Regression Analysis, ANOVA, Cluster, and Chi-Square

Regression Analysis Exercises

Key Concepts in Regression Analysis:

Formula (Coefficients): Y = b0 + b1X1 + b2X2 + …

  • Coefficients:
    • b0: If we don’t take into consideration the independent variables (X), the average of Y will be b0.
    • b1: For each additional unit of X, the average of Y will increase by b1.
  • P-value: (If p < 0.05, low risk, statistically significant): This parameter is statistically significant for a given % level of probability.
  • Lower 95%: We are 95% sure the coefficient will be between the lower and upper bounds.

Regression Analysis Metrics:

  • Multiple Correlation Coefficient: The percentage of variability in Y that is connected to the percentage of variability in all X variables taken together.
  • R-squared: Our model explains this % of the variance in Y (the higher, the better the model’s fit and efficiency).
  • Adjusted R-squared: If we take this into consideration, our model will explain this % of the variance in Y.
  • Standard Error: The prediction of Y with our model will differ from reality by approximately this amount.

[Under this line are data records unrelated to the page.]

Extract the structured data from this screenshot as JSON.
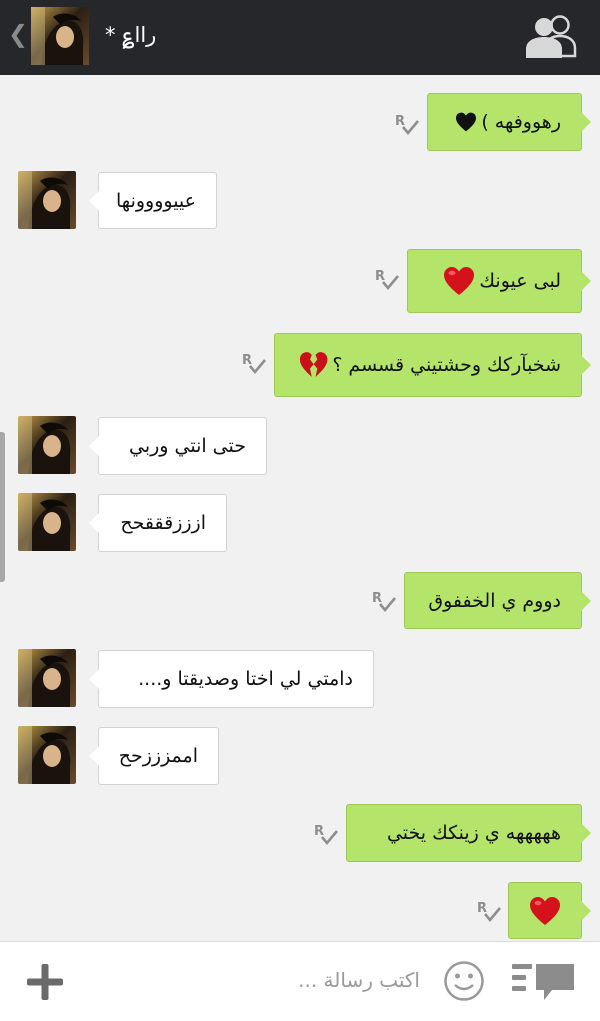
{
  "header": {
    "back_glyph": "❮",
    "title": "راا؏ *",
    "avatar_icon": "contact-avatar",
    "contacts_icon": "contacts-icon"
  },
  "messages": [
    {
      "dir": "out",
      "text": "رهووفهه )",
      "emoji": "black-heart"
    },
    {
      "dir": "in",
      "text": "عييوووونها"
    },
    {
      "dir": "out",
      "text": "لبى عيونك",
      "emoji": "red-heart"
    },
    {
      "dir": "out",
      "text": "شخبآركك وحشتيني قسسم ؟",
      "emoji": "broken-heart"
    },
    {
      "dir": "in",
      "text": "حتى انتي وربي"
    },
    {
      "dir": "in",
      "text": "ازززقققحح"
    },
    {
      "dir": "out",
      "text": "دووم ي الخففوق"
    },
    {
      "dir": "in",
      "text": "دامتي لي اختا وصديقتا و...."
    },
    {
      "dir": "in",
      "text": "اممزززحح"
    },
    {
      "dir": "out",
      "text": "هههههه ي زينكك يختي"
    },
    {
      "dir": "out",
      "text": "",
      "emoji": "red-heart"
    }
  ],
  "input": {
    "placeholder": "اكتب رسالة ...",
    "plus_icon": "plus-icon",
    "emoji_icon": "smiley-icon",
    "menu_icon": "chat-menu-icon"
  },
  "colors": {
    "header_bg": "#26272b",
    "outgoing_bubble": "#b5e46a",
    "incoming_bubble": "#ffffff",
    "chat_bg": "#f1f1f1"
  }
}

ANOVA (Analysis of Variance):

  • Significance F (P-value): Our model is statistically significant at the probability level of 99% (the higher, the better; indicates a good model).

Dummy Variables:

It is possible to include a qualitative variable in a multiple regression model using a binary code (0, 1). ‘K’ designates the number of categories that exist for the qualitative variables. If there are only two categories, use 0 and 1. If not, use 1, 2, 3, etc.

Cluster Analysis

Cluster analysis is a statistical method for processing data. It organizes items into groups (clusters) based on how closely associated they are. The objective is to find similar groups of subjects, where similar features between each pair of subjects represent some global set of characteristics. It is used when there is no assumption made about the likely relationships within the data. Subjects are separated into groups so that each subject is more similar to other subjects in its group than to subjects outside the group.

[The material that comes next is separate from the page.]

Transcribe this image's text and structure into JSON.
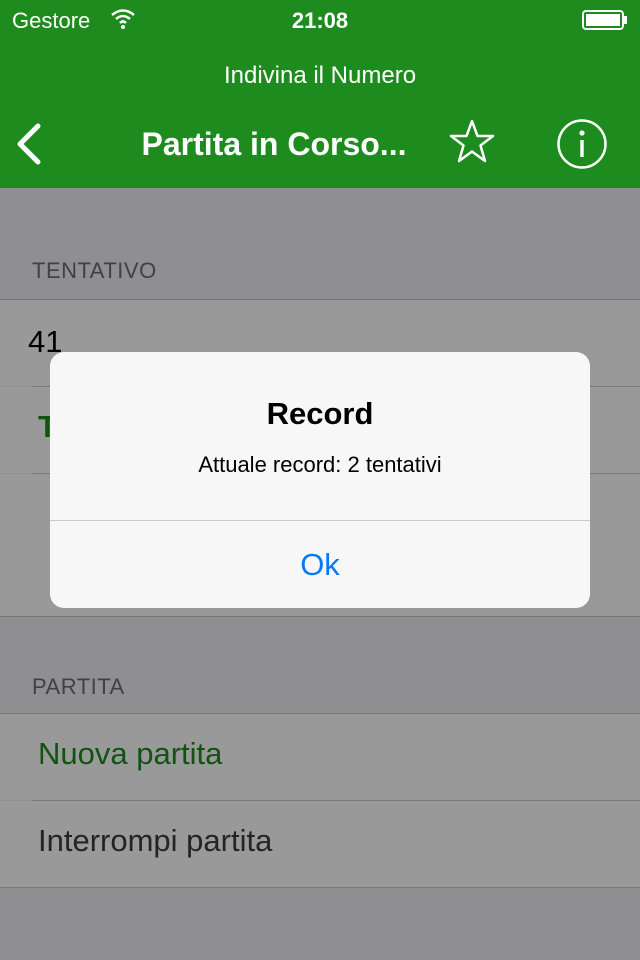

  • Intra-cluster distance: The distance between data points *inside* the cluster (minimize this).
  • Inter-cluster distance: The distance between data points in *different* clusters (maximize this).

Types of Clustering:

  • Partitional: Divides data objects into non-overlapping subsets (clusters) such that each data object is in exactly one subset.
  • Hierarchical: A set of nested clusters organized as a hierarchical tree.
  • Exclusive vs. Non-exclusive: In non-exclusive clustering, points may belong to multiple clusters.
  • Fuzzy vs. Non-fuzzy: In fuzzy clustering, a point belongs to every cluster with some weight between 0 and 1.
  • Partial vs. Complete: In some cases, we only want to cluster some of the data.
  • Heterogeneous vs. Homogeneous: In homogeneous clustering, objects are similar to each other in terms of the categories we are clustering for. Ambiguity depends on the individual.

Additional Concepts

  • K: Value of the b0 intercept. In Multiple Regression Analysis (MRA), the regression equation’s value of the dependent variable (Y) given that all independent variables (v) = 0.
  • Partial Regression Coefficient: Conditional coefficient given that one or more other independent variables are included in the regression equation. The slope of the regression line between the independent variable of interest and the dependent variable, given that the other independent variables are held constant (K).
  • F-test: Tests the significance of the overall model.
  • T-test: The partial regression coefficient for each independent variable represents a significant contribution to the overall model.
  • Stepwise Regression Analysis: One independent variable is added to the model in each step to select such variables for inclusion in the final model.
  • Backward Stepwise Regression Analysis: We begin with all variables under consideration being included in the model, then remove one variable in each step.
  • Coefficient of Multiple Correlation (R): Indicates the extent of the relationship between the independent variables taken as a group and the dependent variable.
  • Coefficient of Multiple Determination (R^2): Indicates the proportion of variance in the dependent variable that is statistically accounted for by knowledge of the two or more independent variables.
  • Coefficient of Partial Correlation: Indicates the correlation between one of the independent variables in the MRA and the dependent variable, with the other independent variables held constant.
  • Coefficient of Partial Determination: The squared value of the coefficient of partial correlation. This coefficient indicates the proportion of variance statistically accounted for by one particular independent variable, with the other independent variables held constant.

Chi-Square Test

Chi-Square for Representativeness:

  • t > c: Not representative.
  • t < c: Representative.

Chi-Square for Two Qualitative Variables:

  • t > c: Yes, there is a statistically significant relationship.
  • t < c: No relationship.
  • Degrees of Freedom (df) = (number of rows – 1) * (number of columns – 1)